ケニアで起業してみて思うこと

こんにちは、ケニアの玉ねぎおじさん河野です。

 

今回は起業してみた雑感を書いてみようと思います。

僕はケニアはナイロビで昨年2月から移住し、同年5月に会社設立をしました。

事業内容は「青果の卸売業」でそメインの顧客はいわゆる貧困層と呼ばれる方が多いストリートベンダーです。

正直に言うと彼/彼女らとの交渉は非常にタフです。

毎日買ってる人でも毎日クレームを言ってきます(笑)。

「この玉ねぎはクオリティがダメだ」

「この玉ねぎは高すぎる」

と言いながら買って帰ります(笑)。

 

最初は戸惑いましたが、これが彼/彼女らの交渉方法なんですよね。

カスタマーの声を聞きすぎても良いサービスができないってのはこういうこともあるんだなと思いました。初期は農家、卸売市場、顧客の声とヒアリングを通してマーケットプライスを理解することができました。

 

当初はこのサービスで顧客は幸せになっているんだろうかと不安になることも多かったですが、既存の市場構造を知り、競合を知ることで僕らが何をやらなければならないか、また、どうすればより顧客を幸せにすることができるのかの手応えを大きく感じております。

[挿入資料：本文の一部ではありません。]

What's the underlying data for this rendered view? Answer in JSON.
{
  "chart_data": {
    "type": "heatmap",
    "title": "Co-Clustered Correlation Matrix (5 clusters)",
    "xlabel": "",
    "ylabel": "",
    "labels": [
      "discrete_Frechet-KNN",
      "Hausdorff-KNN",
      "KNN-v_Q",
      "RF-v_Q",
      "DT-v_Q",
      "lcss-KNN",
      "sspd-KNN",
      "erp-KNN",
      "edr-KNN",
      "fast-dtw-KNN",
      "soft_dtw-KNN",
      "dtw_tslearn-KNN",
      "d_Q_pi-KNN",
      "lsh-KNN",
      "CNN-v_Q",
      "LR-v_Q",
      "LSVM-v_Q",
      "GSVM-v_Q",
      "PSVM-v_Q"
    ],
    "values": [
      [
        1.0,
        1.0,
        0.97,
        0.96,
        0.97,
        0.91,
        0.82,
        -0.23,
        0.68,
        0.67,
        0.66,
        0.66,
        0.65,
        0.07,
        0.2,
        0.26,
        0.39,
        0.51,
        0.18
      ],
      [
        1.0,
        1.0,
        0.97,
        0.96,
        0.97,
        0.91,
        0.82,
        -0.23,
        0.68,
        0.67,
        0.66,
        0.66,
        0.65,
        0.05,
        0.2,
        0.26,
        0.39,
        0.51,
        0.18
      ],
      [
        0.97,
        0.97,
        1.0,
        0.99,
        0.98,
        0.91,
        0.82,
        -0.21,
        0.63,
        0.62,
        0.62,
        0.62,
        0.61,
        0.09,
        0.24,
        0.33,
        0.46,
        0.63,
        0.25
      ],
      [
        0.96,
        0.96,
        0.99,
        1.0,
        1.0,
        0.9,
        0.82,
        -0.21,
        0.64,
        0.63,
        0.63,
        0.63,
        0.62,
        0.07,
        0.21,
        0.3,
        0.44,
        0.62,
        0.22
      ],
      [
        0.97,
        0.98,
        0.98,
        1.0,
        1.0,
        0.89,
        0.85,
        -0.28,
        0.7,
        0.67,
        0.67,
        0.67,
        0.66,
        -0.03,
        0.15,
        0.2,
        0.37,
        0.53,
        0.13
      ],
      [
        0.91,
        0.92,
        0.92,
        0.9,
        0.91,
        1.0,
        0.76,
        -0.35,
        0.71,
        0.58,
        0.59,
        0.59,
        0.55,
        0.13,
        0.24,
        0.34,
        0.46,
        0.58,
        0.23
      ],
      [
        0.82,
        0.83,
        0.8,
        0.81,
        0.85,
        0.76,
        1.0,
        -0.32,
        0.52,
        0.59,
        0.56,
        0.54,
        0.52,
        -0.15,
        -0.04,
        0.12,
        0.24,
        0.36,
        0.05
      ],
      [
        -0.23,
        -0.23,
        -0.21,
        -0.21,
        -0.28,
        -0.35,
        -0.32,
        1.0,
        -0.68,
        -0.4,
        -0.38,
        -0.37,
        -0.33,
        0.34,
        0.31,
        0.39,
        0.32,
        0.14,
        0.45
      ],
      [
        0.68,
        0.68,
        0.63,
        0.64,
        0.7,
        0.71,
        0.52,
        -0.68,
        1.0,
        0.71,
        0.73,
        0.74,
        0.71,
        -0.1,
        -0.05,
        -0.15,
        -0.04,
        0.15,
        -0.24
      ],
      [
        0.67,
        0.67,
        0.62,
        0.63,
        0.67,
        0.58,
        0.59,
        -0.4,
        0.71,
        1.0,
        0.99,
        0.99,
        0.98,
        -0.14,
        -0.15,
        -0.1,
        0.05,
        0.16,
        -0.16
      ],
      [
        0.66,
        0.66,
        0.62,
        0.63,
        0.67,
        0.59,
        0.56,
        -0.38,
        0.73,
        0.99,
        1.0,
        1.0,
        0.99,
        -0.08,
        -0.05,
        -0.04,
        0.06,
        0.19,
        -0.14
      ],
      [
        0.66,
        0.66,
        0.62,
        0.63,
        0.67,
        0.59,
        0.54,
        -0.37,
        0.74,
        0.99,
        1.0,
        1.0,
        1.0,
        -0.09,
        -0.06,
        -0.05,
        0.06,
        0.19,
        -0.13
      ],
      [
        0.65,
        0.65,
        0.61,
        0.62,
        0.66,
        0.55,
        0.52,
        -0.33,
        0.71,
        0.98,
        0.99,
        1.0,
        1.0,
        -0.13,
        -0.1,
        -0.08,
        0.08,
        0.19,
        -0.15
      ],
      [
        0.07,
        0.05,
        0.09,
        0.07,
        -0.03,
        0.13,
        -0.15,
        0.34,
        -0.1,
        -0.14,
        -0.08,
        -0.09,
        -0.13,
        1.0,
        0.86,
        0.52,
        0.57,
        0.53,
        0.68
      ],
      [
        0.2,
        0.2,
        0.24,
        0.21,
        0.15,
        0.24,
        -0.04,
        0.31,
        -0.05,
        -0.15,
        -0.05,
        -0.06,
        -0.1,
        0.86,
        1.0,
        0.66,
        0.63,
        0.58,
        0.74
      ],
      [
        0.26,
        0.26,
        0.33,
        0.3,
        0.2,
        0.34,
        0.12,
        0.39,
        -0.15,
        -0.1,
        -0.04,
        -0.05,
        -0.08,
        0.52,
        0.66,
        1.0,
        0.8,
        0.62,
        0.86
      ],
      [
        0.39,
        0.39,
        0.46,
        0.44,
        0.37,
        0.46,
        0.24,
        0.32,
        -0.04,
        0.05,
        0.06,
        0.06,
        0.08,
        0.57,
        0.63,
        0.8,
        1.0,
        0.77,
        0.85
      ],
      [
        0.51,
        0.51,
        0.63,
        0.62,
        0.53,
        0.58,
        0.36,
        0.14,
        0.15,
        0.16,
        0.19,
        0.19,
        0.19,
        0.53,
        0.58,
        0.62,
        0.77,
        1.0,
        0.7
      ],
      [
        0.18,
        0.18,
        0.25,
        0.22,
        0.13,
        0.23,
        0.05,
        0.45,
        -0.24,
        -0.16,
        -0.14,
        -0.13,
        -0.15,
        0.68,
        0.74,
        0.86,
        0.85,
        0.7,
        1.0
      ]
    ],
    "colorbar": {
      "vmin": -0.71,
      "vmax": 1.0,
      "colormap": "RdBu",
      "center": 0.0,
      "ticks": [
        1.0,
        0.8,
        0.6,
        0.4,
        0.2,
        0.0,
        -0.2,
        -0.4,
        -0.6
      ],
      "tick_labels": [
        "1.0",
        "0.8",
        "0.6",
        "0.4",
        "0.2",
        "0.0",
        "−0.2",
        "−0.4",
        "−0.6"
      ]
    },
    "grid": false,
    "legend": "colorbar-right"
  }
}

このアフリカというマーケットは精緻な情報や統計がそもそも足りていないマーケットです。そこで新規事業やこれから事業を立ち上げる際に非常に重要だと思っていることが経験学習の量とスピードです。机上であれこれ考えるよりもrowデータを自分の足で取りに行く、ライトパーソンにたどり着く、信頼できるパートナーを見つけることが非常に重要だと思っています。

 

そのため、我々も新規事業を行なっていきますが、今後の全てのサービスは「農産業」に絞っています。なぜなら本事業で行なっている知見や顧客のデータベースを活かせる可能性が高いからです。このようにして、今までの地道な積み重ねを蓄積していくことで、将来的に大資本の競合の参入や、外的要因の大きな変化にも耐えうる強固な組織やサービスを作っていけると確信しています。

 

これからの道のりは長く、気が遠くなりますが、千里の道も一歩からと言いますので、今日という日を何よりも大切にして一歩一歩積み重ねていきたいと思います。